It is getting increasingly difficult to find affordable product in Germany due to the amount of capital chasing real estate, Stefan Brendgen, head of Allianz Real Estate Germany said on Wednesday at the Expo Real fair in Munich.
'Some assets are getting too expensive, and there are some things that we just cannot do. I think this will be the topic in 2013 going forward,' Brendgen said.
Allianz Real Estate invested some EUR 300 mln in German properties this year, and expects to sign a new office centre acquisition in the next few weeks, he added. 'There was a promise to investors to look for value in Germany and expand the CEE portfolio. We spent EUR 800 mln this year mostly in Warsaw and Berlin.

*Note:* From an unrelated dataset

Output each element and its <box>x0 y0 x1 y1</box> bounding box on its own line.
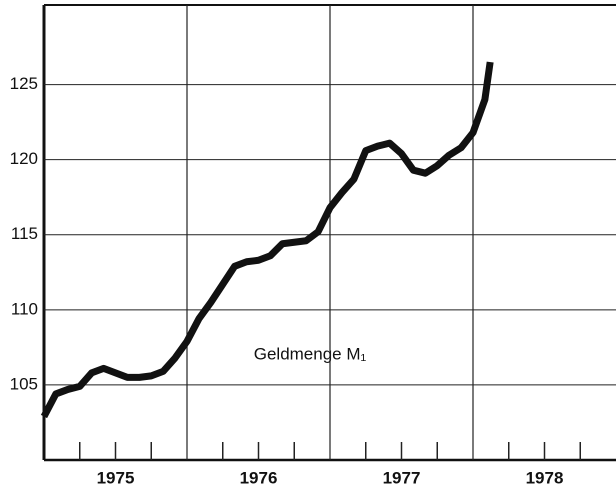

The attractiveness of Poland is its young, dynamic workforce, the building-up of the middle class. You can still get attractive yields from a cash-flow point of view and we see upside potential in rents. In Germany, Berlin is everyone's darling at the moment. We bought a couple of assets in the Mitte district, assets where we see an opportunity to improve rental values.'
Commenting on Central Europe, Allianz Real Estate's Chief Investment Officer Charles Pridgeon said the company is looking for further investment in Poland. 'A few months ago we started looking at Warsaw. The fundamentals were good so we tried to be ahead of the curve. We invested EUR 400 mln in the city and we would like to do more, particularly in the retail segment.'
Allianz Real Estate bought the Warsaw Financial Center (WFC) in August in a joint venture with Tristan Capital Partners for about EUR 210 mln. In June, it bought the Platinium Business Park in Warsaw from CEE property developer GTC for EUR 173 mln.